“Buy high, sell low.” That’s been my lifelong motto when engaging in any sort of business transaction. And that’s what I told an acquaintance one day – an immigrant from Europe who was dating a relative of mine.
To say he was speechless would be an understatement; and he didn’t ordinarily have any difficulty finding words.
What’s that you say? I’ve got it backwards? No doubt, that acquaintance assumed I was either joking or confused.
Sorry, no: I was neither. I stated it just right, and meant exactly what I said. When it comes to business ventures of any sort, that’s how my life has always gone. That little phrase is in fact the story of my financial life.
For the business-minded and entrepreneurial among us, buying at a low price and selling for a higher one is indeed the correct method. That’s the one that yields a profit in the end: the essence of capitalism, the one that allows you to make money from whatever you’re trying to sell.
My lack of business acumen started early, as a 10-year-old struggling to sell metal nameplates door to door. To the best of my recollection, I sold nary a one. A few years later, having failed to find a real part-time job while in college, I became a salesman for Winfield China – a company that used door-to-door salespeople to push dinnerware sets on young women who were contemplating marriage. After months of feeble effort, I sold one set – to a friend who actually wanted one.
Next business failure was a stint with the Book of Knowledge, a second-rate encyclopedia set that was popular at the time. We’d be given leads of likely prospects by our sales manager, then went in pairs to visit the unwary folks – usually young couples with small children.
We weren’t “salesmen,” of course.
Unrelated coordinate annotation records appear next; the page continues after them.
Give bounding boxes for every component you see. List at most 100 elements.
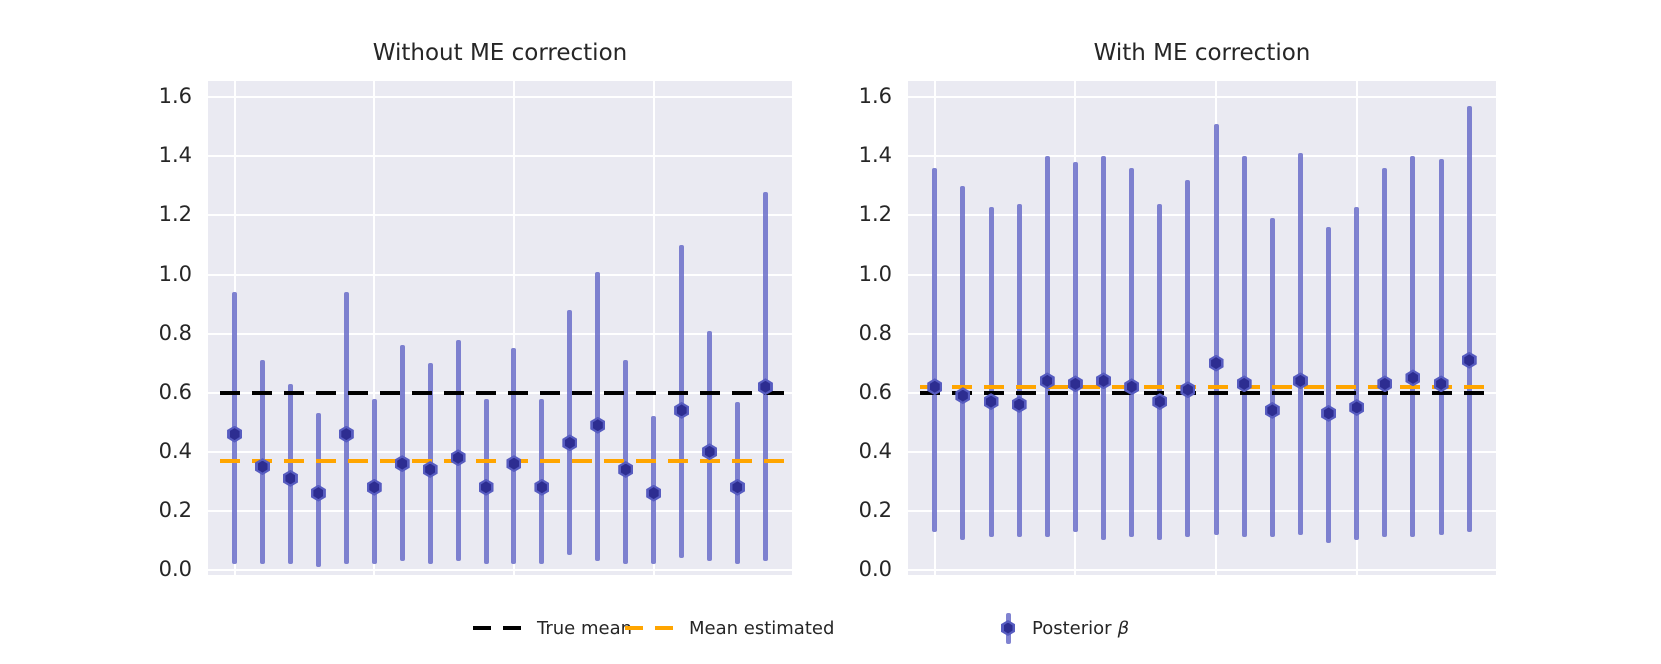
posterior-mean-marker-fill	[1436, 377, 1447, 390]
posterior-mean-marker-fill	[1323, 407, 1334, 420]
h-gridline	[908, 450, 1496, 453]
posterior-mean-marker	[618, 461, 634, 479]
posterior-mean-marker	[1349, 398, 1365, 416]
legend-item-posterior-beta: Posterior β	[1000, 612, 1129, 644]
posterior-mean-marker	[1377, 375, 1393, 393]
y-tick-label: 0.2	[158, 497, 192, 522]
posterior-mean-marker-fill	[592, 419, 603, 432]
posterior-mean-marker	[478, 478, 494, 496]
posterior-mean-marker-fill	[760, 380, 771, 393]
plot-area-without-correction	[208, 81, 792, 575]
y-tick-label: 1.4	[858, 143, 892, 168]
posterior-mean-marker-fill	[1182, 383, 1193, 396]
h-gridline	[208, 155, 792, 158]
posterior-mean-marker-fill	[620, 463, 631, 476]
posterior-mean-marker	[1067, 375, 1083, 393]
y-tick-label: 0.0	[158, 556, 192, 581]
posterior-mean-marker-fill	[1464, 354, 1475, 367]
posterior-mean-marker	[227, 425, 243, 443]
posterior-mean-marker	[702, 443, 718, 461]
credible-interval-bar	[1410, 156, 1416, 538]
posterior-mean-marker-fill	[1407, 371, 1418, 384]
posterior-mean-marker	[1152, 393, 1168, 411]
posterior-mean-marker-fill	[929, 380, 940, 393]
posterior-mean-marker	[955, 387, 971, 405]
credible-interval-bar	[679, 244, 685, 559]
y-tick-label: 0.4	[158, 438, 192, 463]
posterior-mean-marker	[1180, 381, 1196, 399]
posterior-mean-marker	[1321, 404, 1337, 422]
credible-interval-bar	[1438, 159, 1444, 535]
posterior-mean-marker	[674, 401, 690, 419]
posterior-mean-marker-fill	[285, 472, 296, 485]
posterior-mean-marker	[1208, 354, 1224, 372]
credible-interval-bar	[1044, 156, 1050, 538]
h-gridline	[908, 332, 1496, 335]
posterior-mean-marker-fill	[481, 481, 492, 494]
credible-interval-bar	[1157, 203, 1163, 541]
credible-interval-bar	[960, 185, 966, 541]
posterior-mean-marker	[1124, 378, 1140, 396]
posterior-mean-marker-fill	[957, 389, 968, 402]
true-mean-line	[908, 390, 1496, 395]
legend-label-mean-estimated: Mean estimated	[689, 617, 835, 639]
credible-interval-bar	[1185, 179, 1191, 538]
credible-interval-bar	[399, 345, 405, 562]
credible-interval-bar	[1101, 156, 1107, 541]
mean-estimated-line	[908, 384, 1496, 389]
posterior-mean-marker-fill	[508, 457, 519, 470]
posterior-mean-marker-fill	[1379, 377, 1390, 390]
credible-interval-bar	[1382, 168, 1388, 538]
v-gridline	[652, 81, 655, 575]
posterior-mean-marker	[422, 461, 438, 479]
true-mean-dash-sample	[473, 626, 521, 630]
posterior-mean-marker-fill	[1042, 374, 1053, 387]
posterior-mean-marker-fill	[1154, 395, 1165, 408]
h-gridline	[208, 273, 792, 276]
h-gridline	[908, 96, 1496, 99]
legend-label-beta-symbol: β	[1117, 617, 1130, 639]
legend-hexagon-fill	[1003, 622, 1013, 634]
credible-interval-bar	[988, 206, 994, 538]
posterior-mean-marker	[534, 478, 550, 496]
posterior-mean-marker	[646, 484, 662, 502]
y-tick-label: 0.0	[858, 556, 892, 581]
posterior-mean-marker-fill	[341, 428, 352, 441]
posterior-mean-marker	[310, 484, 326, 502]
posterior-mean-marker-fill	[1098, 374, 1109, 387]
posterior-mean-marker-fill	[1014, 398, 1025, 411]
posterior-mean-marker	[1264, 401, 1280, 419]
legend-hexagon-icon	[1001, 620, 1015, 636]
legend-item-mean-estimated: Mean estimated	[625, 612, 834, 644]
posterior-mean-marker	[757, 378, 773, 396]
true-mean-line	[208, 390, 792, 395]
h-gridline	[208, 568, 792, 571]
posterior-marker-sample	[1000, 612, 1016, 644]
credible-interval-bar	[1129, 168, 1135, 538]
y-tick-label: 1.2	[158, 202, 192, 227]
credible-interval-bar	[1297, 153, 1303, 535]
posterior-mean-marker-fill	[536, 481, 547, 494]
posterior-mean-marker	[729, 478, 745, 496]
credible-interval-bar	[762, 191, 768, 562]
posterior-mean-marker-fill	[704, 445, 715, 458]
posterior-mean-marker-fill	[453, 451, 464, 464]
h-gridline	[208, 509, 792, 512]
posterior-mean-marker	[1011, 396, 1027, 414]
posterior-mean-marker	[1039, 372, 1055, 390]
posterior-mean-marker	[1405, 369, 1421, 387]
y-tick-label: 0.8	[158, 320, 192, 345]
posterior-mean-marker	[1292, 372, 1308, 390]
h-gridline	[908, 568, 1496, 571]
posterior-mean-marker	[590, 416, 606, 434]
credible-interval-bar	[1269, 218, 1275, 538]
posterior-mean-marker-fill	[1239, 377, 1250, 390]
y-tick-label: 0.8	[858, 320, 892, 345]
posterior-mean-marker	[1096, 372, 1112, 390]
posterior-mean-marker-fill	[648, 487, 659, 500]
posterior-mean-marker-fill	[1267, 404, 1278, 417]
y-tick-label: 1.6	[858, 84, 892, 109]
y-tick-label: 0.6	[858, 379, 892, 404]
credible-interval-bar	[1466, 106, 1472, 532]
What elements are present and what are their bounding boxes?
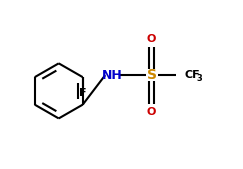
Text: NH: NH: [102, 69, 122, 82]
Text: O: O: [147, 34, 156, 44]
Text: 3: 3: [196, 74, 202, 83]
Text: CF: CF: [184, 70, 200, 80]
Text: S: S: [147, 68, 157, 82]
Text: O: O: [147, 106, 156, 117]
Text: F: F: [79, 88, 87, 98]
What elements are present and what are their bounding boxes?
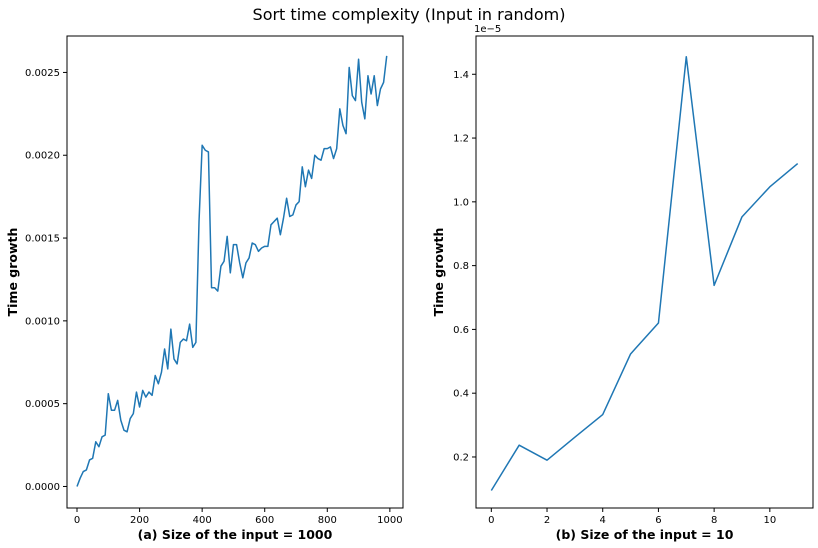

We were compelled to represent ourselves as office workers for the company, who were simply trying to “place” the encyclopedias with a few selected families in the area, as a promotional gesture.
After making our rounds each evening, we’d meet back at a coffee shop with the sales manager. Eventually, he got tired of hearing me say, over and over, that I’d sold nothing. Then one day, I made an actual sale – to a couple who wanted the encyclopedias so badly that even my meager sales pitch couldn’t dissuade them from signing on the dotted line. Realizing that this was not the route to business success, I departed from that organization immediately afterward, glad that I’d been able to chalk up at least one sale along the way.
Even that teeny success wasn’t to be when I tried my hand as a telemarketer – or phone solicitor, as we were called in those days. A longtime friend was in this business at the time, demonstrating true skill at setting up appointments for a home-improvement company. Not a day passed when he didn’t manage to acquire at least one solid prospect. During my brief stint on the phones (which I dreaded), my scorecard of appointments made revealed a big fat zero. None.